Several Wall Street analysts said the curbs show that even a company with a good relationship with the Chinese government and a large presence in the world's second-biggest economy was not immune to rising tensions between the two nations.

Beijing's widening curbs on iPhone use by government staff raised concerns among U.S. lawmakers on Thursday and fanned fears that American tech companies heavily exposed to China could take a hit from rising tensions between the countries.

Apple (AAPL.O) closed down 2.9% on Thursday and suffered its worst two-day percentage decline since November -- after news that Beijing has told employees at some central government agencies in recent weeks to stop using their Apple phones at work.

Several Wall Street analysts said the curbs show that even a company with a good relationship with the Chinese government and a large presence in the world's second-biggest economy was not immune to rising tensions between the two nations.

Sino-U.S. friction has worsened in recent years as Washington tries to restrict China's access to key technologies including cutting-edge chip technology, and Beijing looks to reduce its reliance on American tech.

China's Huawei last week launched its new Mate 60 Pro smartphone, which is powered by an advanced chip made by Chinese contract chipmaker SMIC (0981.HK) and marks an apparent breakthrough for the duo hit by U.S. sanctions.

The U.S. Commerce Department said late Thursday it's working to obtain more information "on the character and composition" of the chip that may violate trade restrictions.

"The restrictions in place since 2019 have knocked Huawei down and forced it to reinvent itself -- at a substantial cost to the (Chinese) government," the department added. "We are continually working to assess and, when appropriate, update our controls based on the dynamic threat environment and we will not hesitate to take appropriate action to protect U.S. national security."

White House National Security Adviser Jake Sullivan told reporters on Air Force One the U.S. government is trying to get more information about the Huawei chip.

"There’s a number of different methods to try to sort of come to an understanding of what exactly it is that we’re dealing with here," Sullivan said. "I can’t give you an exact number of days but this is not going to be months down the road.
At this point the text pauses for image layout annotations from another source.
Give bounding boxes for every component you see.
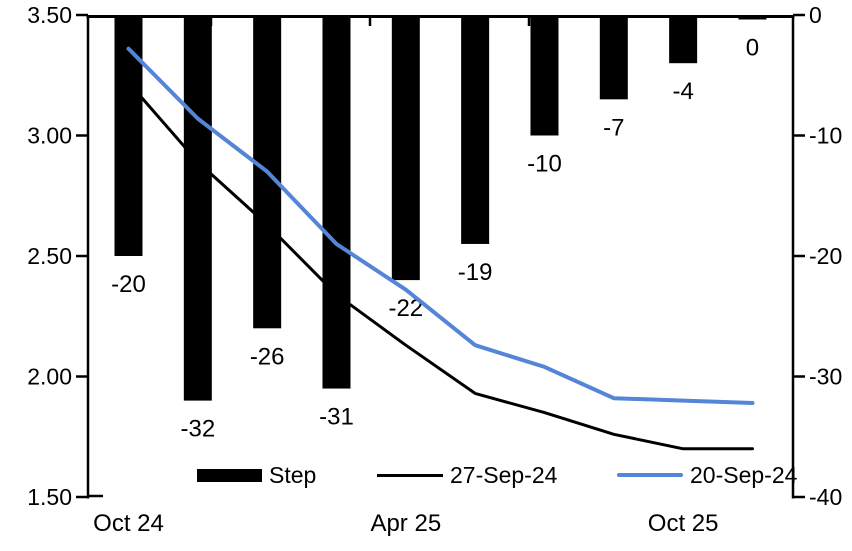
bar-value-label: 0 — [746, 35, 759, 62]
bar-step — [599, 15, 628, 100]
line-series-swatch-black — [377, 473, 443, 477]
left-axis-tick-label: 2.50 — [27, 243, 72, 269]
left-axis-tick-label: 2.00 — [27, 364, 72, 390]
legend-label-20-sep-24: 20-Sep-24 — [690, 461, 798, 488]
bar-value-label: -32 — [180, 416, 215, 443]
left-axis-tick-label: 3.00 — [27, 123, 72, 149]
line-series-swatch-blue — [617, 473, 683, 477]
legend-label-step: Step — [269, 461, 317, 488]
right-axis-tick-label: -40 — [809, 484, 842, 510]
bar-value-label: -26 — [250, 343, 285, 370]
bar-value-label: -20 — [111, 271, 146, 298]
bar-value-label: -31 — [319, 404, 354, 431]
legend-item-27-sep-24: 27-Sep-24 — [377, 461, 557, 489]
bar-value-label: -4 — [672, 78, 693, 105]
bar-value-label: -7 — [603, 114, 624, 141]
bar-step — [461, 15, 490, 244]
x-axis-label-oct-24: Oct 24 — [93, 510, 164, 537]
line-20-sep-24 — [126, 46, 755, 405]
x-axis-label-oct-25: Oct 25 — [647, 510, 719, 537]
x-axis-label-apr-25: Apr 25 — [370, 510, 442, 537]
right-axis-tick-label: -20 — [809, 243, 842, 269]
right-axis-tick-label: -30 — [809, 364, 842, 390]
left-axis-tick-label: 1.50 — [27, 484, 72, 510]
line-27-sep-24 — [127, 81, 754, 451]
bar-step — [391, 15, 420, 281]
bar-step — [669, 15, 698, 64]
bar-series-swatch — [197, 468, 262, 482]
bar-step — [183, 15, 212, 401]
bar-value-label: -10 — [527, 151, 562, 178]
bar-step — [530, 15, 559, 136]
left-axis-tick-label: 3.50 — [27, 2, 72, 28]
bar-value-label: -19 — [458, 259, 493, 286]
legend-item-20-sep-24: 20-Sep-24 — [617, 461, 797, 489]
right-axis-tick-label: -10 — [809, 123, 842, 149]
legend-item-step: Step — [197, 461, 316, 489]
legend-label-27-sep-24: 27-Sep-24 — [450, 461, 558, 488]
bar-step — [114, 15, 143, 256]
right-axis-tick-label: 0 — [809, 2, 822, 28]
bar-step — [322, 15, 351, 389]
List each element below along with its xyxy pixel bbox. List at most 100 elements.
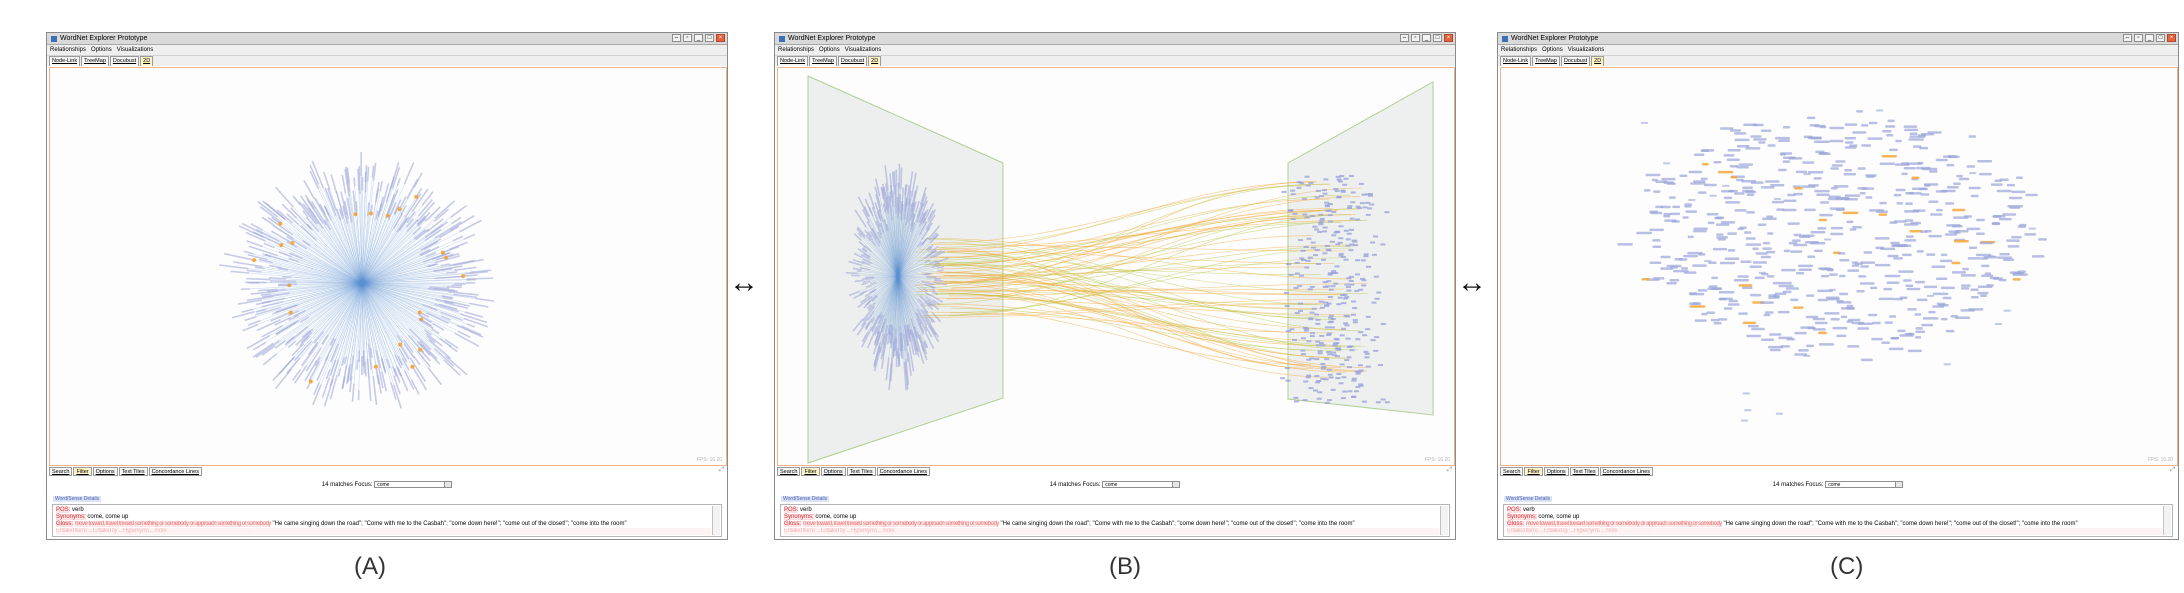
tree-leaf-node (910, 213, 916, 230)
tab-concordance-lines[interactable]: Concordance Lines (148, 467, 202, 476)
visualization-canvas[interactable]: FPS: 16.20 (1500, 67, 2178, 466)
focus-dropdown[interactable]: come (1102, 481, 1181, 488)
word-node (1760, 255, 1771, 259)
expand-icon[interactable]: ⤢ (719, 467, 724, 473)
tab-concordance-lines[interactable]: Concordance Lines (1599, 467, 1653, 476)
tab-2d[interactable]: 2D (1591, 56, 1605, 66)
radial-tree-graph[interactable] (50, 68, 726, 465)
tab-treemap[interactable]: TreeMap (1532, 56, 1560, 66)
tree-edge (346, 282, 363, 365)
pin-icon[interactable]: ⇔ (672, 34, 681, 42)
tab-docubust[interactable]: Docubust (837, 56, 868, 66)
tree-leaf-node (258, 288, 278, 292)
menu-relationships[interactable]: Relationships (778, 47, 815, 53)
tree-edge (361, 282, 464, 319)
details-scrollbar[interactable] (712, 506, 720, 535)
tab-docubust[interactable]: Docubust (1560, 56, 1591, 66)
tab-search[interactable]: Search (1500, 467, 1524, 476)
expand-icon[interactable]: ⤢ (2170, 467, 2175, 473)
menu-options[interactable]: Options (1542, 47, 1563, 53)
tab-filter[interactable]: Filter (1524, 467, 1543, 476)
menu-visualizations[interactable]: Visualizations (1567, 47, 1605, 53)
tree-edge (897, 224, 907, 277)
tree-leaf-node (429, 286, 450, 290)
word-node (1664, 219, 1677, 222)
maximize-icon[interactable]: □ (705, 34, 714, 42)
details-panel: POS: verb Synonyms: come, come up Gloss:… (1503, 504, 2173, 537)
pin-icon[interactable]: ⇔ (1400, 34, 1409, 42)
tree-leaf-node (919, 295, 932, 307)
minimize-icon[interactable]: _ (694, 34, 703, 42)
word-node (1766, 275, 1775, 278)
word-node (1319, 306, 1325, 309)
tab-docubust[interactable]: Docubust (109, 56, 140, 66)
tree-edge (866, 251, 899, 277)
pin-icon[interactable]: ⇔ (2123, 34, 2132, 42)
tab-treemap[interactable]: TreeMap (809, 56, 837, 66)
tab-2d[interactable]: 2D (140, 56, 154, 66)
details-scrollbar[interactable] (1440, 506, 1448, 535)
tree-leaf-node (920, 344, 928, 361)
word-node (1717, 238, 1726, 241)
restore-icon[interactable]: ▫ (683, 34, 692, 42)
details-scrollbar[interactable] (2163, 506, 2171, 535)
expand-icon[interactable]: ⤢ (1447, 467, 1452, 473)
maximize-icon[interactable]: □ (2156, 34, 2165, 42)
tab-search[interactable]: Search (49, 467, 73, 476)
close-icon[interactable]: × (716, 34, 725, 42)
close-icon[interactable]: × (2167, 34, 2176, 42)
tree-edge (361, 282, 379, 376)
tree-leaf-node (882, 333, 889, 358)
maximize-icon[interactable]: □ (1433, 34, 1442, 42)
app-icon (1502, 35, 1508, 42)
menu-options[interactable]: Options (819, 47, 840, 53)
word-cloud-graph[interactable] (1501, 68, 2177, 465)
close-icon[interactable]: × (1444, 34, 1453, 42)
tree-leaf-node (867, 231, 873, 238)
tab-options[interactable]: Options (820, 467, 846, 476)
tree-leaf-node (864, 229, 873, 241)
restore-icon[interactable]: ▫ (2134, 34, 2143, 42)
restore-icon[interactable]: ▫ (1411, 34, 1420, 42)
dropdown-arrow-icon[interactable] (1895, 482, 1903, 487)
word-node (1700, 177, 1708, 181)
tree-edge (871, 212, 899, 277)
tab-text-tiles[interactable]: Text Tiles (118, 467, 148, 476)
tab-options[interactable]: Options (92, 467, 118, 476)
tab-treemap[interactable]: TreeMap (81, 56, 109, 66)
word-node (1843, 172, 1857, 176)
menu-relationships[interactable]: Relationships (1501, 47, 1538, 53)
tree-edge (897, 218, 913, 277)
tree-edge (897, 275, 935, 281)
focus-dropdown[interactable]: come (374, 481, 453, 488)
tab-2d[interactable]: 2D (868, 56, 882, 66)
focus-dropdown[interactable]: come (1825, 481, 1904, 488)
tab-text-tiles[interactable]: Text Tiles (846, 467, 876, 476)
minimize-icon[interactable]: _ (1422, 34, 1431, 42)
tab-filter[interactable]: Filter (73, 467, 92, 476)
dropdown-arrow-icon[interactable] (444, 482, 452, 487)
tab-concordance-lines[interactable]: Concordance Lines (876, 467, 930, 476)
word-node (1299, 182, 1305, 185)
tree-edge (893, 275, 899, 342)
tab-node-link[interactable]: Node-Link (777, 56, 809, 66)
tab-node-link[interactable]: Node-Link (1500, 56, 1532, 66)
tab-options[interactable]: Options (1543, 467, 1569, 476)
tree-leaf-node (329, 374, 338, 400)
tree-edge (897, 275, 929, 327)
visualization-canvas[interactable]: FPS: 16.20 (777, 67, 1455, 466)
tab-filter[interactable]: Filter (801, 467, 820, 476)
dropdown-arrow-icon[interactable] (1172, 482, 1180, 487)
menu-relationships[interactable]: Relationships (50, 47, 87, 53)
menu-visualizations[interactable]: Visualizations (116, 47, 154, 53)
tree-edge (891, 275, 899, 364)
tab-node-link[interactable]: Node-Link (49, 56, 81, 66)
linked-planes-graph[interactable] (778, 68, 1454, 465)
visualization-canvas[interactable]: FPS: 16.20 (49, 67, 727, 466)
minimize-icon[interactable]: _ (2145, 34, 2154, 42)
menu-options[interactable]: Options (91, 47, 112, 53)
tab-search[interactable]: Search (777, 467, 801, 476)
menu-visualizations[interactable]: Visualizations (844, 47, 882, 53)
tab-text-tiles[interactable]: Text Tiles (1569, 467, 1599, 476)
tree-leaf-node (870, 317, 876, 324)
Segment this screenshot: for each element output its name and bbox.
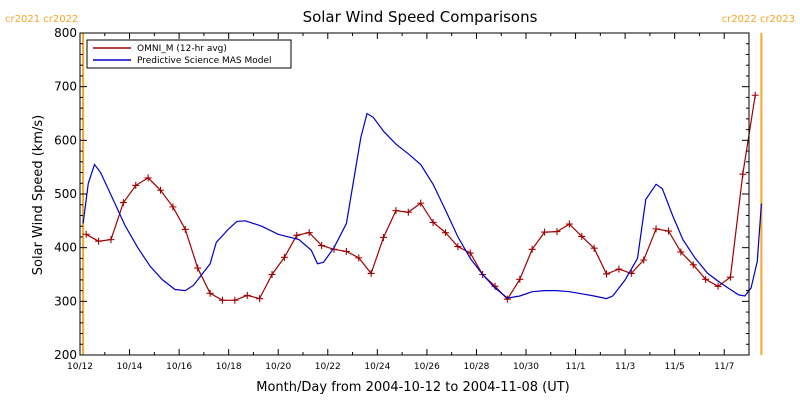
y-tick-label: 700 (54, 80, 77, 94)
omni-data-point (739, 170, 747, 178)
omni-data-point (268, 271, 276, 278)
omni-data-point (590, 244, 598, 252)
rotation-marker-label: cr2022 cr2023 (722, 14, 795, 25)
omni-data-point (231, 296, 239, 304)
omni-data-point (553, 228, 561, 236)
omni-data-point (466, 249, 474, 257)
omni-data-point (243, 291, 251, 299)
omni-data-point (144, 174, 152, 182)
y-tick-label: 300 (54, 294, 77, 308)
omni-data-point (664, 227, 672, 235)
omni-data-point (392, 207, 400, 215)
omni-data-point (702, 275, 710, 283)
omni-data-point (689, 261, 697, 269)
x-tick-label: 10/24 (364, 362, 390, 372)
omni-data-point (615, 265, 623, 273)
y-tick-label: 800 (54, 26, 77, 40)
x-tick-label: 10/28 (463, 362, 489, 372)
omni-data-point (677, 248, 685, 256)
omni-data-point (429, 218, 437, 226)
omni-data-point (218, 296, 226, 304)
omni-data-point (305, 229, 313, 237)
x-tick-label: 11/1 (565, 362, 585, 372)
omni-data-point (157, 186, 165, 194)
omni-data-point (603, 270, 611, 278)
x-tick-label: 10/22 (315, 362, 341, 372)
omni-data-point (404, 208, 412, 216)
omni-series-line (85, 95, 756, 301)
x-tick-label: 10/26 (414, 362, 440, 372)
omni-data-point (528, 245, 536, 253)
omni-data-point (367, 269, 375, 277)
x-tick-label: 10/16 (166, 362, 192, 372)
omni-data-point (95, 237, 103, 245)
x-tick-label: 10/12 (67, 362, 93, 372)
omni-data-point (652, 225, 660, 233)
omni-data-point (541, 228, 549, 236)
omni-data-point (516, 275, 524, 283)
x-tick-label: 11/3 (615, 362, 635, 372)
axes: 200 300 400 500 600 700 800 10/12 10/14 10/16 10/1… (54, 26, 749, 372)
omni-data-point (318, 242, 326, 250)
omni-data-point (640, 256, 648, 264)
omni-data-point (417, 199, 425, 207)
omni-data-point (751, 91, 759, 99)
x-tick-label: 11/5 (665, 362, 685, 372)
omni-data-point (342, 247, 350, 255)
omni-data-point (565, 220, 573, 228)
y-tick-label: 400 (54, 241, 77, 255)
omni-data-point (380, 233, 388, 241)
omni-data-point (132, 181, 140, 189)
omni-data-point (82, 230, 90, 238)
omni-data-point (206, 289, 214, 297)
omni-data-point (454, 243, 462, 251)
x-axis-title: Month/Day from 2004-10-12 to 2004-11-08 … (256, 380, 569, 395)
legend-box (86, 39, 292, 69)
omni-data-point (256, 295, 264, 303)
x-tick-label: 10/20 (265, 362, 291, 372)
omni-data-point (293, 231, 301, 239)
omni-data-point (280, 253, 288, 261)
legend: OMNI_M (12-hr avg) Predictive Science MA… (86, 39, 292, 69)
y-axis-title: Solar Wind Speed (km/s) (31, 115, 46, 275)
omni-data-point (503, 295, 511, 303)
x-tick-label: 10/14 (117, 362, 143, 372)
omni-data-point (169, 203, 177, 211)
chart-title: Solar Wind Speed Comparisons (303, 8, 538, 26)
y-tick-label: 500 (54, 187, 77, 201)
omni-data-point (181, 225, 189, 233)
omni-data-point (726, 273, 734, 281)
rotation-marker-label: cr2021 cr2022 (5, 14, 78, 25)
omni-data-point (119, 199, 127, 207)
omni-data-point (714, 282, 722, 290)
omni-data-point (578, 232, 586, 240)
legend-label-mas-model: Predictive Science MAS Model (137, 56, 272, 66)
omni-data-point (107, 236, 115, 244)
x-tick-label: 11/7 (714, 362, 734, 372)
x-tick-label: 10/18 (216, 362, 242, 372)
series-layer (82, 91, 762, 304)
omni-data-point (441, 229, 449, 237)
omni-data-point (355, 254, 363, 262)
x-tick-label: 10/30 (513, 362, 539, 372)
y-tick-label: 200 (54, 348, 77, 362)
plot-frame (79, 32, 750, 356)
omni-data-point (194, 264, 202, 272)
y-tick-label: 600 (54, 133, 77, 147)
legend-label-omni: OMNI_M (12-hr avg) (137, 44, 227, 54)
mas-model-series-line (82, 112, 762, 300)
We’re going to want to look at this carefully, consult with our partners, get a clearer sense of what we’re looking at, and then we’ll make decisions accordingly."

The U.S. sanctions cut Huawei's access to chipmaking tools essential for producing the most advanced handset models, hammering the company's business and allowing Apple to take some market share from the national favorite in China.

"If Huawei has the capability to supply and scale its home-grown Kirin 9000S (chips), we see the Mate series phone as an opportunity for Huawei to increase its shipments and regain its market share," analysts at BofA Global Research said.

Apple supplier Qualcomm (QCOM.O), one of the U.S. companies with the largest China presence, tumbled 7.2% to lead losses among major tech firms.

Lawmakers of both major U.S. parties have been vocal in their concerns about national security risks allegedly created by China's products, pressuring the Biden administration to get even more aggressive with Beijing.

The wider ban is not surprising and shows how China is trying to limit a Western company's market access to the nation, said U.S. Representative Mike Gallagher, the chairman of the House panel on China.

"This is textbook Chinese Communist Party behavior - promote PRC (People's Republic of China) national champions in telecommunications, and slowly squeeze Western companies' market access," Gallagher, a Republican, told Reuters.

U.S. Senator Mark Warner, a Democrat and chair of the Senate Intelligence Committee, also shared similar concerns and said, "as the Chinese economy stalls, we can potentially anticipate more aggressive moves against foreign businesses".

China has curbed shipments from prominent U.S. firms including planemaker Boeing (BA.N) and memory chipmaker Micron (MU.O).

Other suppliers of the iPhone maker including Broadcom (AVGO.O), Skyworks Solutions (SWKS.O) and Texas Instruments (TXN.O) were also lower, falling between 1.8% and 7.4%. The drop in the technology sector weighed on the three main U.S. stock indexes, particularly the tech-heavy Nasdaq Composite, which closed down 0.9%.

In Asia, shares of several Apple suppliers fell on Monday, with TSMC and Tokyo Electron (8035.T) falling 0.7% and 4% respectively.

"This announcement seems to have just refocused investors that the relationship between the U.S. and China is a big risk to current equity prices, particularly in technology," said Rick Meckler, partner at Cherry Lane Investments.

China has been a bright spot for Apple in an otherwise tough period for iPhone sales.

"China is a crucial market for Apple, not just because it's a super-important manufacturing hub, but because the country is an increasingly important source of revenues," said Susannah Streeter, head of money and markets at Hargreaves Lansdown.

Apple gets nearly a fifth of its revenue from the country.

"Already rivals are closing the gap in high-end smartphone sales, and if the situation were to escalate this could potentially allow competitors to have a greater chance of stealing Apple's crown," Streeter said.